La mesure du niveau de défavorisation des femmes était basée sur le code postal des femmes. Bien qu’il s’agisse d’une méthode acceptée pour mesurer la privation, elle peut ne pas fournir une mesure aussi précise qu’une évaluation plus approfondie des caractéristiques socioéconomiques individuelles des femmes (par exemple, le revenu du ménage, l’éducation, etc.).

L’étude était relativement petite, avec peu de femmes dans la catégorie la plus défavorisée (17 femmes).

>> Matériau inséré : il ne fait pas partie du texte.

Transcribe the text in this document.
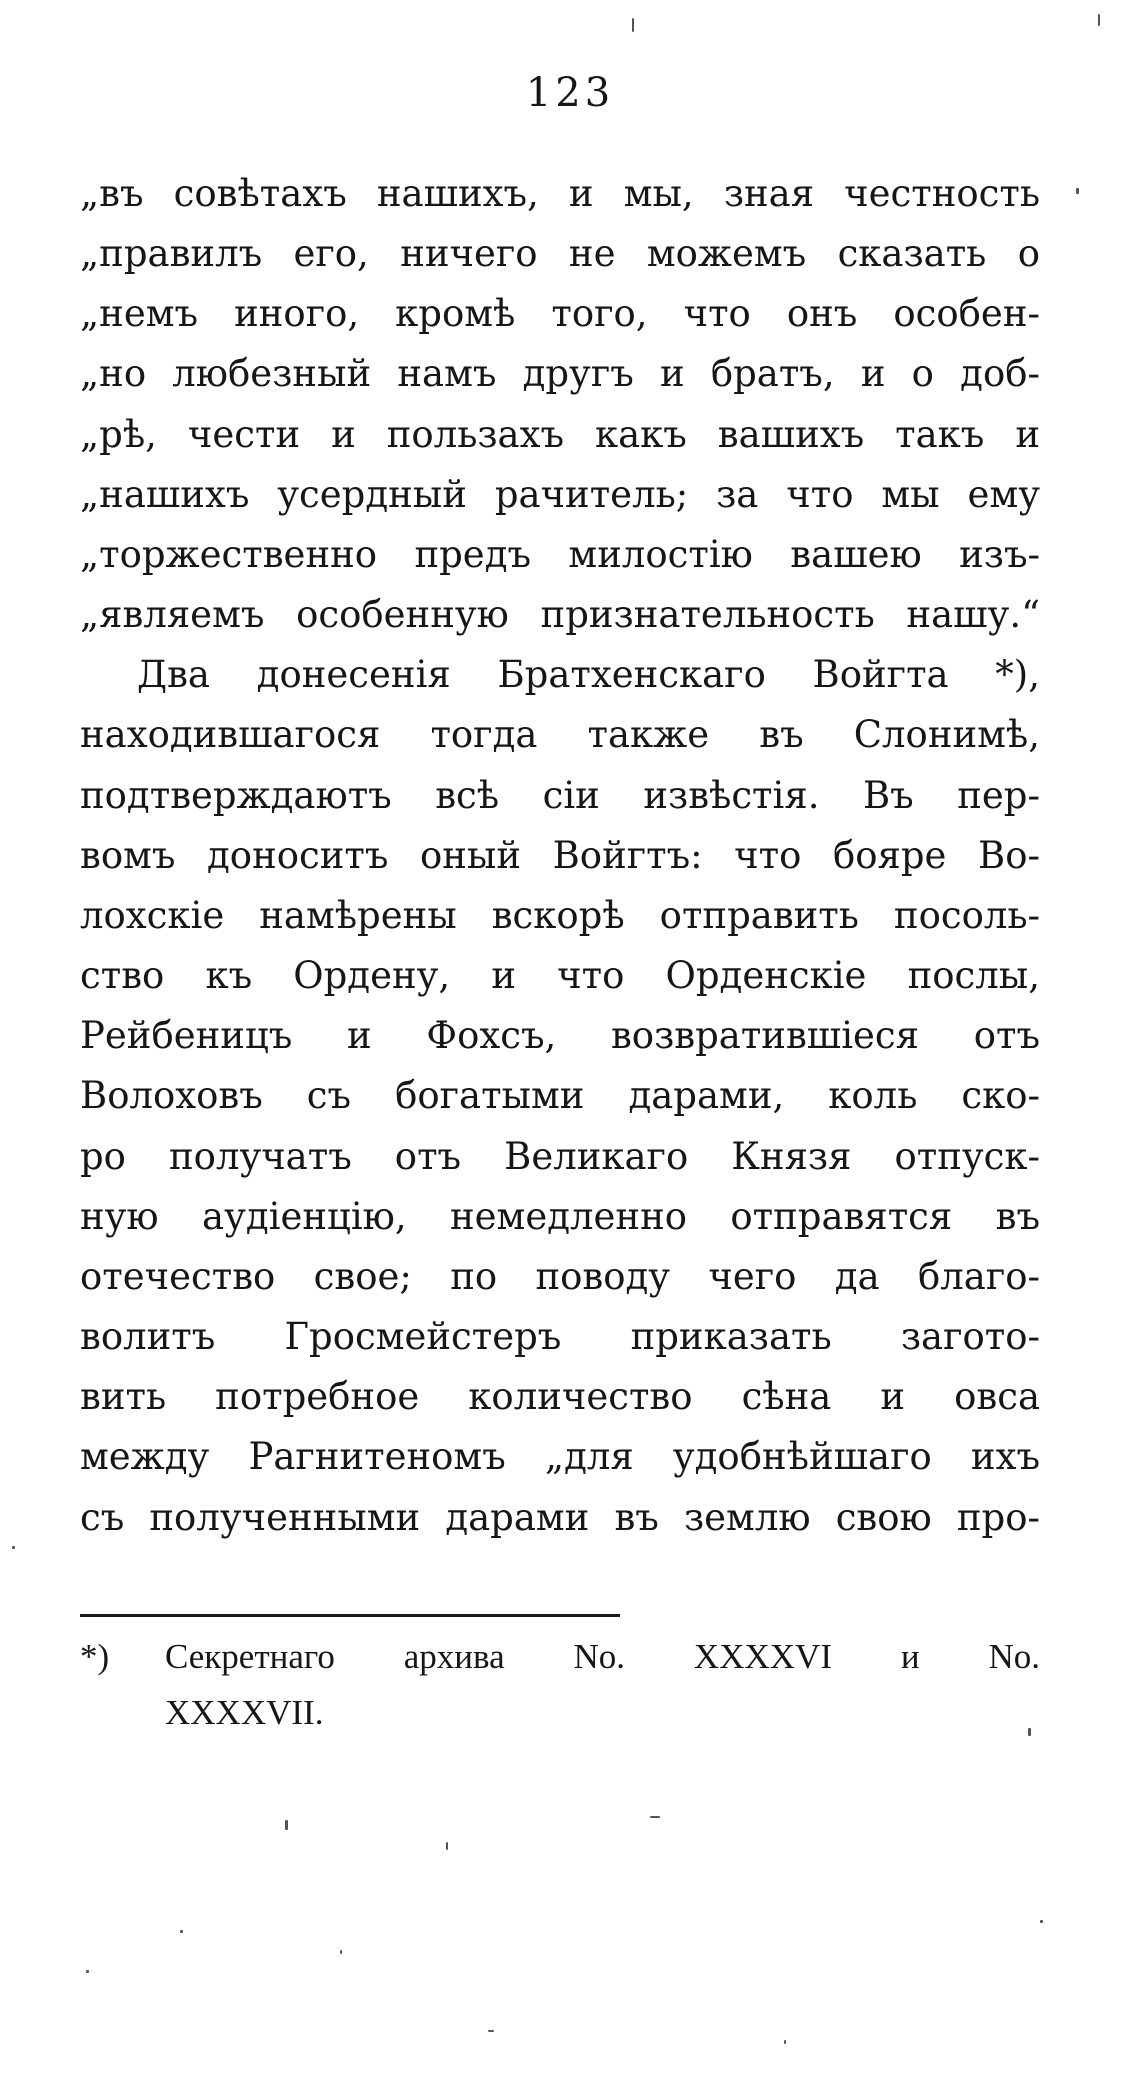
123
„въ совѣтахъ нашихъ, и мы, зная честность
„правилъ его, ничего не можемъ сказать о
„немъ иного, кромѣ того, что онъ особен-
„но любезный намъ другъ и братъ, и о доб-
„рѣ, чести и пользахъ какъ вашихъ такъ и
„нашихъ усердный рачитель; за что мы ему
„торжественно предъ милостію вашею изъ-
„являемъ особенную признательность нашу.“
Два донесенія Братхенскаго Войгта *),
находившагося тогда также въ Слонимѣ,
подтверждаютъ всѣ сіи извѣстія. Въ пер-
вомъ доноситъ оный Войгтъ: что бояре Во-
лохскіе намѣрены вскорѣ отправить посоль-
ство къ Ордену, и что Орденскіе послы,
Рейбеницъ и Фохсъ, возвратившіеся отъ
Волоховъ съ богатыми дарами, коль ско-
ро получатъ отъ Великаго Князя отпуск-
ную аудіенцію, немедленно отправятся въ
отечество свое; по поводу чего да благо-
волитъ Гросмейстеръ приказать загото-
вить потребное количество сѣна и овса
между Рагнитеномъ „для удобнѣйшаго ихъ
съ полученными дарами въ землю свою про-
*) Секретнаго архива No. XXXXVI и No.
XXXXVII.
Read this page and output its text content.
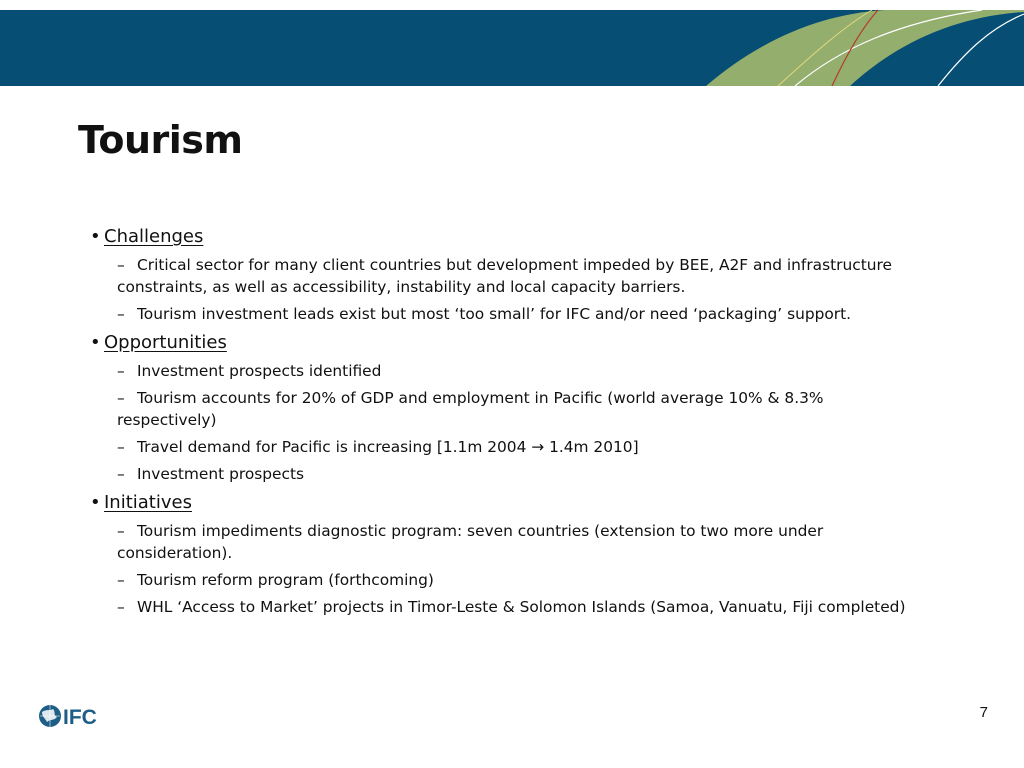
Tourism
• Challenges
– Critical sector for many client countries but development impeded by BEE, A2F and infrastructure constraints, as well as accessibility, instability and local capacity barriers.
– Tourism investment leads exist but most ‘too small’ for IFC and/or need ‘packaging’ support.
• Opportunities
– Investment prospects identified
– Tourism accounts for 20% of GDP and employment in Pacific (world average 10% & 8.3% respectively)
– Travel demand for Pacific is increasing [1.1m 2004 → 1.4m 2010]
– Investment prospects
• Initiatives
– Tourism impediments diagnostic program: seven countries (extension to two more under consideration).
– Tourism reform program (forthcoming)
– WHL ‘Access to Market’ projects in Timor-Leste & Solomon Islands (Samoa, Vanuatu, Fiji completed)
IFC	7
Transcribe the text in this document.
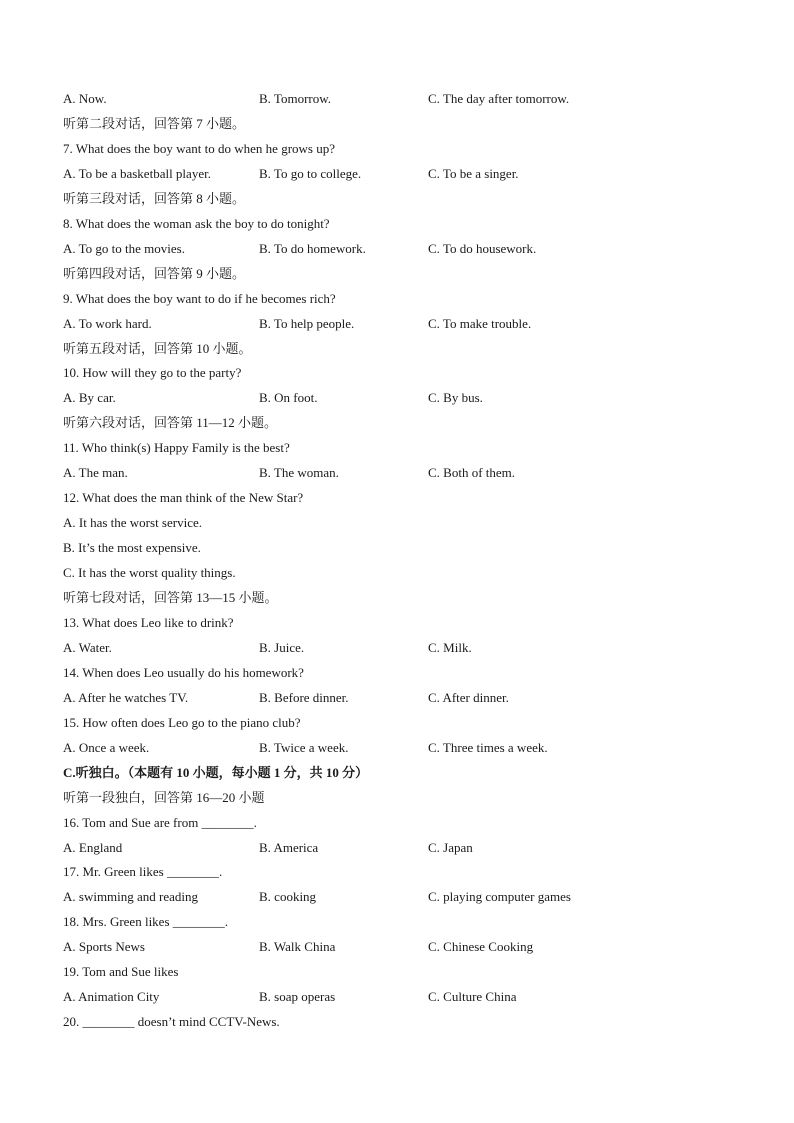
A. Now.	B. Tomorrow.	C. The day after tomorrow.
听第二段对话，回答第 7 小题。
7. What does the boy want to do when he grows up?
A. To be a basketball player.	B. To go to college.	C. To be a singer.
听第三段对话，回答第 8 小题。
8. What does the woman ask the boy to do tonight?
A. To go to the movies.	B. To do homework.	C. To do housework.
听第四段对话，回答第 9 小题。
9. What does the boy want to do if he becomes rich?
A. To work hard.	B. To help people.	C. To make trouble.
听第五段对话，回答第 10 小题。
10. How will they go to the party?
A. By car.	B. On foot.	C. By bus.
听第六段对话，回答第 11—12 小题。
11. Who think(s) Happy Family is the best?
A. The man.	B. The woman.	C. Both of them.
12. What does the man think of the New Star?
A. It has the worst service.
B. It’s the most expensive.
C. It has the worst quality things.
听第七段对话，回答第 13—15 小题。
13. What does Leo like to drink?
A. Water.	B. Juice.	C. Milk.
14. When does Leo usually do his homework?
A. After he watches TV.	B. Before dinner.	C. After dinner.
15. How often does Leo go to the piano club?
A. Once a week.	B. Twice a week.	C. Three times a week.
C.听独白。（本题有 10 小题，每小题 1 分，共 10 分）
听第一段独白，回答第 16—20 小题
16. Tom and Sue are from ________.
A. England	B. America	C. Japan
17. Mr. Green likes ________.
A. swimming and reading	B. cooking	C. playing computer games
18. Mrs. Green likes ________.
A. Sports News	B. Walk China	C. Chinese Cooking
19. Tom and Sue likes
A. Animation City	B. soap operas	C. Culture China
20. ________ doesn’t mind CCTV-News.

Techniquement, cela signifie que les résultats sont moins fiables qu’ils le seraient avec un échantillon plus grand, et les auteurs reconnaissent que d’autres études seront nécessaires pour confirmer les résultats.

Les chercheurs ont pu prendre en compte certains facteurs qui pourraient affecter potentiellement avoir affecté les résultats, mais il peut y en avoir d’autres, tels que des marqueurs inflammatoires, qui n’ont pas été mesurés. Les chercheurs disent qu’il est possible que certains de ces facteurs non mesurés pourraient expliquer certains des effets observés.

L’étude n’incluait que les femmes caucasiennes, de sorte que les résultats peuvent ne pas s’appliquer à d’autres groupes ethniques.

L’étude n’a pas évalué pourquoi les femmes dans les zones les plus défavorisées ont plus de mutations p53. Des études antérieures ont montré que les femmes des régions les plus défavorisées ont un pronostic du cancer du sein moins bon que celles des régions moins défavorisées, bien que les raisons de cette situation ne soient pas claires. Cette étude a examiné si p53 joue un rôle dans ce domaine.

Bien que certaines sources d’information aient suggéré que des facteurs de style de vie tels que le tabagisme ou la consommation d’alcool pourraient être à blâmer, cette étude n’a pas évalué pourquoi les mutations p53 étaient plus fréquentes dans le groupe défavorisé. Par conséquent, aucune conclusion ne peut être tirée quant aux facteurs pouvant être responsables. Des recherches supplémentaires aideront à résoudre ce problème.